Hans-Dietrich Genscher, chef de la diplomatie allemande, fait alors son entrée à l'ambassade. Devant la foule, il annonce aux citoyens est-allemands réfugiés qu’ils vont pouvoir partir à l’Ouest. En 2009, il s’était souvenu de ces moments historiques, au micro de Radio Prague :

« Quand vous faites de la politique pendant de longues années, il y a des bas et des hauts. Mais il y a aussi des moments qui ne sont ni bas ni hauts et qui vous marquent à jamais. C’est ça que je ressens, pour moi cela reste un jour inoubliable. Si vous pouvez prendre part à un tel moment, vous serez éternellement reconnaissant et humble. »

« Vous êtes debout en haut sur le balcon, vous êtes venu en avion et vous savez que vous repartirez en avion et en bas il y a des gens devant vous qui ont tout abandonné. Je sais ce que c’est, je l’ai vécu moi-même en 1952. On ne sait pas comment ça va finir, si ça va se terminer ou prendre une mauvaise tournure. Et là vous avez un grand respect pour ces gens. Il n’y a pas de sentiment de triomphe à ce moment-là, il y a de la reconnaissance, de l’humilité et une immense joie. C’est beau en politique quand on peut participer à des bonnes choses. »

Photo: ČT

Le 1er octobre 1989, plusieurs « trains de la liberté » partaient de la gare de Libeň, à Prague, avec à leur bord, ces citoyens est-allemands aspirant à une vie meilleure. Quelques semaines plus tard, le 9 novembre, tombait le Mur de Berlin.

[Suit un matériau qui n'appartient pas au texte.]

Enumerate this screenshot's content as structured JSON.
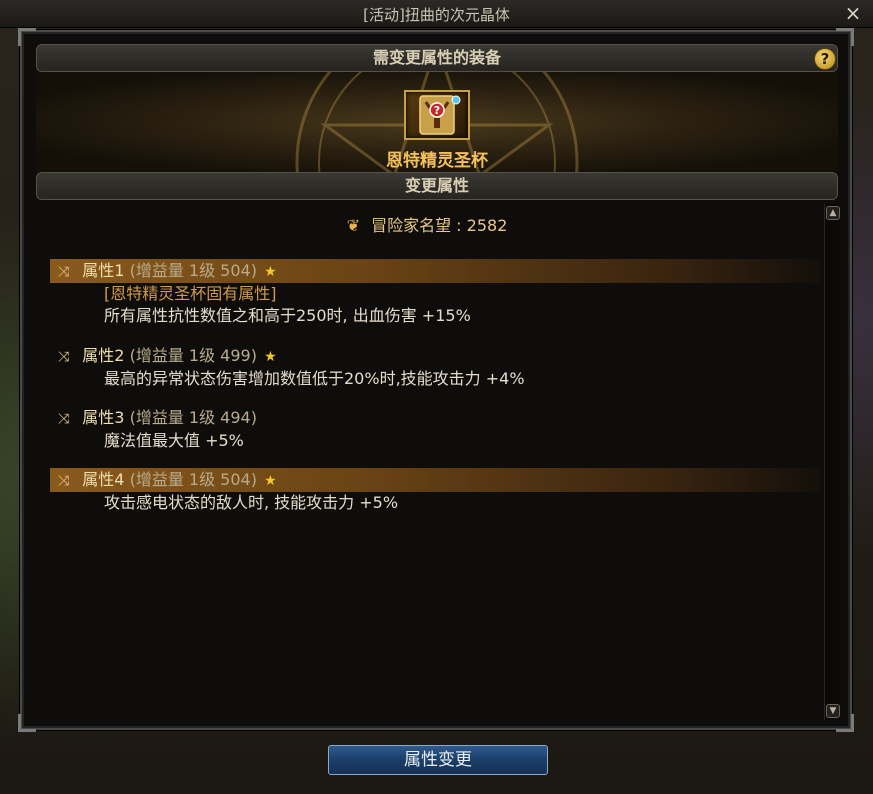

Tout le mois de septembre et cette semaine en particulier, l’ambassade d’Allemagne à Prague commémore ce 30e anniversaire. Place de Malá Strana (Malostranské náměstí) à Prague, une exposition en plein air rappelle cet exode des Allemands de l’Est qui a précipité la chute du régime communiste. Le 28 septembre, un festival intitulé Le chemin vers la liberté (Cesta za svobodou) et organisé au palais Lobkowicz accueillera débats, concerts, et autres événements germano-tchèques afin de célébrer ce qui a préfiguré l’un des moments les plus importants de la seconde moitié du XXe siècle.